川を上る前の、河口に近づいてきた辺りがおいしいとのこと。
上流に行くほど味は落ちるそうです。それは、いったん川を遡りはじめると
食物を絶対に摂らないせい。産卵後も雄雌ともに、やはり食物を摂りません。
そのため瀕死の状態で、泳ぐというよりは流れてきて、
体脂肪はたった0.1%ほどに激減し、そのまま死んでいきます。
古来、鮭は冬を越す貴重な食料でした。
特に東日本では「歳取り魚」と言って、年末に食す特別な魚です。
(西日本の歳取り魚はブリ)
お歳暮の品にもよく選ばれますよね。
私の実家では毎年末、一本ものの新巻鮭を取り寄せています。
食卓になじみ深くて、当たり前のようにいつも食べている鮭。
養殖ものも多い近ごろですが、天然ものはたいてい回遊中に捕まり、
産卵できずに私たちの血肉になってくれます。
すごく当たり前のことなのですが、
他の命(または他の生命の死とも言える)を毎日食べているのだ、
ということを時々ふっと、改めて思う時があります。自分で育てた野菜でもなく
捕まえた獲物でもなく、食べやすくなったものを買ったりいただくばかりですから普段は麻痺してしまうのですが、すごいことです。他の生命体の一生を「横取り」して食べちゃう。
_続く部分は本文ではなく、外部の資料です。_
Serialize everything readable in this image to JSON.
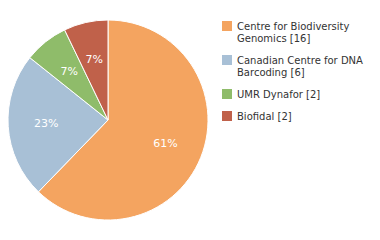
{
  "chart_data": {
    "type": "pie",
    "categories": [
      "Centre for Biodiversity\nGenomics [16]",
      "Canadian Centre for DNA\nBarcoding [6]",
      "UMR Dynafor [2]",
      "Biofidal [2]"
    ],
    "values": [
      61,
      23,
      7,
      7
    ],
    "value_labels": [
      "61%",
      "23%",
      "7%",
      "7%"
    ],
    "data_labels": true,
    "colors": [
      "#F4A460",
      "#A8C0D6",
      "#8FBC6A",
      "#C0614A"
    ],
    "legend": "right"
  }
}
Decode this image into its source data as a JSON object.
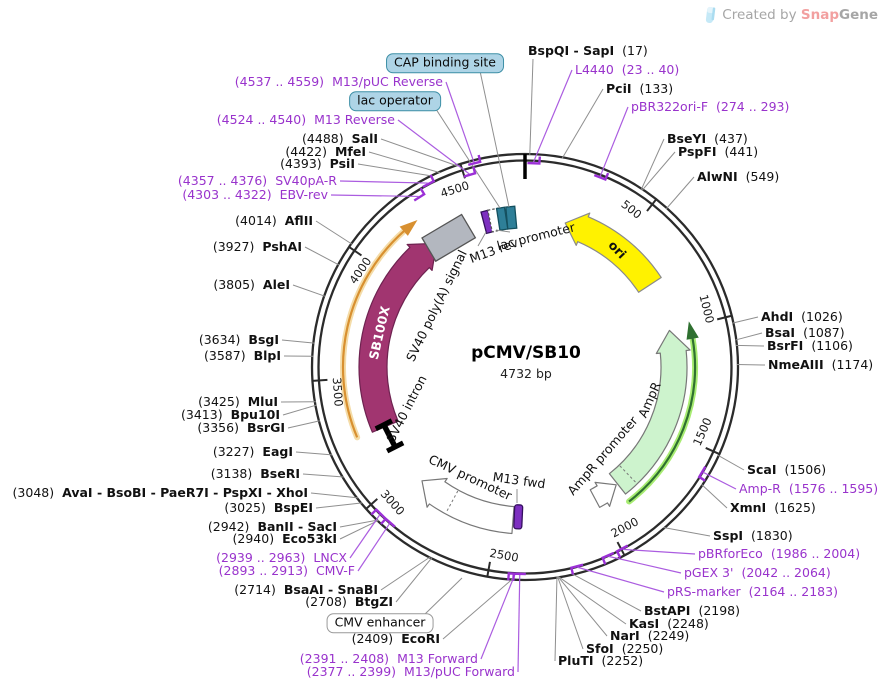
{
  "watermark": {
    "prefix": "Created by ",
    "brand_a": "Snap",
    "brand_b": "Gene"
  },
  "plasmid": {
    "name": "pCMV/SB10",
    "size": "4732 bp"
  },
  "tick_labels": [
    "500",
    "1000",
    "1500",
    "2000",
    "2500",
    "3000",
    "3500",
    "4000",
    "4500"
  ],
  "features": [
    {
      "id": "ori",
      "label": "ori"
    },
    {
      "id": "ampr",
      "label": "AmpR"
    },
    {
      "id": "ampr_promoter",
      "label": "AmpR promoter"
    },
    {
      "id": "cmv_promoter",
      "label": "CMV promoter"
    },
    {
      "id": "m13_fwd",
      "label": "M13 fwd"
    },
    {
      "id": "m13_rev",
      "label": "M13 rev"
    },
    {
      "id": "lac_promoter",
      "label": "lac promoter"
    },
    {
      "id": "sb100x",
      "label": "SB100X"
    },
    {
      "id": "sv40_polya",
      "label": "SV40 poly(A) signal"
    },
    {
      "id": "sv40_intron",
      "label": "SV40 intron"
    }
  ],
  "boxed_labels": [
    {
      "id": "cap",
      "text": "CAP binding site"
    },
    {
      "id": "lacop",
      "text": "lac operator"
    },
    {
      "id": "cmv_enh",
      "text": "CMV enhancer"
    }
  ],
  "enzymes": [
    {
      "id": "SalI",
      "name": "SalI",
      "pos": "(4488)"
    },
    {
      "id": "MfeI",
      "name": "MfeI",
      "pos": "(4422)"
    },
    {
      "id": "PsiI",
      "name": "PsiI",
      "pos": "(4393)"
    },
    {
      "id": "AflII",
      "name": "AflII",
      "pos": "(4014)"
    },
    {
      "id": "PshAI",
      "name": "PshAI",
      "pos": "(3927)"
    },
    {
      "id": "AleI",
      "name": "AleI",
      "pos": "(3805)"
    },
    {
      "id": "BsgI",
      "name": "BsgI",
      "pos": "(3634)"
    },
    {
      "id": "BlpI",
      "name": "BlpI",
      "pos": "(3587)"
    },
    {
      "id": "MluI",
      "name": "MluI",
      "pos": "(3425)"
    },
    {
      "id": "Bpu10I",
      "name": "Bpu10I",
      "pos": "(3413)"
    },
    {
      "id": "BsrGI",
      "name": "BsrGI",
      "pos": "(3356)"
    },
    {
      "id": "EagI",
      "name": "EagI",
      "pos": "(3227)"
    },
    {
      "id": "BseRI",
      "name": "BseRI",
      "pos": "(3138)"
    },
    {
      "id": "AvaGroup",
      "name": "AvaI - BsoBI - PaeR7I - PspXI - XhoI",
      "pos": "(3048)"
    },
    {
      "id": "BspEI",
      "name": "BspEI",
      "pos": "(3025)"
    },
    {
      "id": "BanII",
      "name": "BanII - SacI",
      "pos": "(2942)"
    },
    {
      "id": "Eco53kI",
      "name": "Eco53kI",
      "pos": "(2940)"
    },
    {
      "id": "BsaAI",
      "name": "BsaAI - SnaBI",
      "pos": "(2714)"
    },
    {
      "id": "BtgZI",
      "name": "BtgZI",
      "pos": "(2708)"
    },
    {
      "id": "EcoRI",
      "name": "EcoRI",
      "pos": "(2409)"
    },
    {
      "id": "BspQI",
      "name": "BspQI - SapI",
      "pos": "(17)"
    },
    {
      "id": "PciI",
      "name": "PciI",
      "pos": "(133)"
    },
    {
      "id": "BseYI",
      "name": "BseYI",
      "pos": "(437)"
    },
    {
      "id": "PspFI",
      "name": "PspFI",
      "pos": "(441)"
    },
    {
      "id": "AlwNI",
      "name": "AlwNI",
      "pos": "(549)"
    },
    {
      "id": "AhdI",
      "name": "AhdI",
      "pos": "(1026)"
    },
    {
      "id": "BsaI",
      "name": "BsaI",
      "pos": "(1087)"
    },
    {
      "id": "BsrFI",
      "name": "BsrFI",
      "pos": "(1106)"
    },
    {
      "id": "NmeAIII",
      "name": "NmeAIII",
      "pos": "(1174)"
    },
    {
      "id": "ScaI",
      "name": "ScaI",
      "pos": "(1506)"
    },
    {
      "id": "XmnI",
      "name": "XmnI",
      "pos": "(1625)"
    },
    {
      "id": "SspI",
      "name": "SspI",
      "pos": "(1830)"
    },
    {
      "id": "BstAPI",
      "name": "BstAPI",
      "pos": "(2198)"
    },
    {
      "id": "KasI",
      "name": "KasI",
      "pos": "(2248)"
    },
    {
      "id": "NarI",
      "name": "NarI",
      "pos": "(2249)"
    },
    {
      "id": "SfoI",
      "name": "SfoI",
      "pos": "(2250)"
    },
    {
      "id": "PluTI",
      "name": "PluTI",
      "pos": "(2252)"
    }
  ],
  "primers": [
    {
      "id": "M13pUCReverse",
      "name": "M13/pUC Reverse",
      "range": "(4537 .. 4559)"
    },
    {
      "id": "M13Reverse",
      "name": "M13 Reverse",
      "range": "(4524 .. 4540)"
    },
    {
      "id": "SV40pAR",
      "name": "SV40pA-R",
      "range": "(4357 .. 4376)"
    },
    {
      "id": "EBVrev",
      "name": "EBV-rev",
      "range": "(4303 .. 4322)"
    },
    {
      "id": "CMVF",
      "name": "CMV-F",
      "range": "(2893 .. 2913)"
    },
    {
      "id": "LNCX",
      "name": "LNCX",
      "range": "(2939 .. 2963)"
    },
    {
      "id": "M13Forward",
      "name": "M13 Forward",
      "range": "(2391 .. 2408)"
    },
    {
      "id": "M13pUCForward",
      "name": "M13/pUC Forward",
      "range": "(2377 .. 2399)"
    },
    {
      "id": "L4440",
      "name": "L4440",
      "range": "(23 .. 40)"
    },
    {
      "id": "pBR322oriF",
      "name": "pBR322ori-F",
      "range": "(274 .. 293)"
    },
    {
      "id": "AmpR",
      "name": "Amp-R",
      "range": "(1576 .. 1595)"
    },
    {
      "id": "pBRforEco",
      "name": "pBRforEco",
      "range": "(1986 .. 2004)"
    },
    {
      "id": "pGEX3",
      "name": "pGEX 3'",
      "range": "(2042 .. 2064)"
    },
    {
      "id": "pRSmarker",
      "name": "pRS-marker",
      "range": "(2164 .. 2183)"
    }
  ],
  "colors": {
    "circle": "#2B2B2B",
    "leader": "#8F8F8F",
    "primer_text": "#9933CC",
    "primer_line": "#AB5CE0",
    "primer_tick": "#9B30D6",
    "ori_fill": "#FFF200",
    "ampr_fill": "#CDF3CD",
    "ampr_line": "#2F7030",
    "ampr_glow": "#A8EC72",
    "sb_fill": "#A13570",
    "sb_stroke": "#6E2250",
    "sb_line": "#D89030",
    "sb_glow": "#F4DCA8",
    "gray_box": "#B3B7BF",
    "purple_box": "#7D2FC0",
    "purple_box_stroke": "#34105E",
    "teal_box": "#2E7F98",
    "teal_box_stroke": "#14505F",
    "white_arrow_stroke": "#777777",
    "intron": "#000000"
  }
}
特に私は、丸ごとのお魚をさばく時に、よくそれを感じます。
頭や腹に包丁を入れる瞬間いつも、思わず「いただきます」とつぶやく・・。
「オレを食うのか?」と魚の目が聞く(死んだ魚の目は怖い)。
「は、はい。おいしく料理しますから・・」
「じゃ、せめてしっかり食ってくれ!」
みたいなやり取りを、ひとり頭の中で繰り広げながら・・。
変に罪悪感を抱く必要はないと思いますが、「食べて生きている」以上、
「いただきます」は「お命いただきます」ということだと忘れなければ、
たくさんの命に養われている自分の存在を再発見したり、
じゃあ自分に何ができるのかを見つめ直してみたり、ということが
大げさにでなく、自然な感情として湧いてくるのかなと思います。
そういう、とても基本的なことを、鮭の波乱の一生を調べていて、感じました。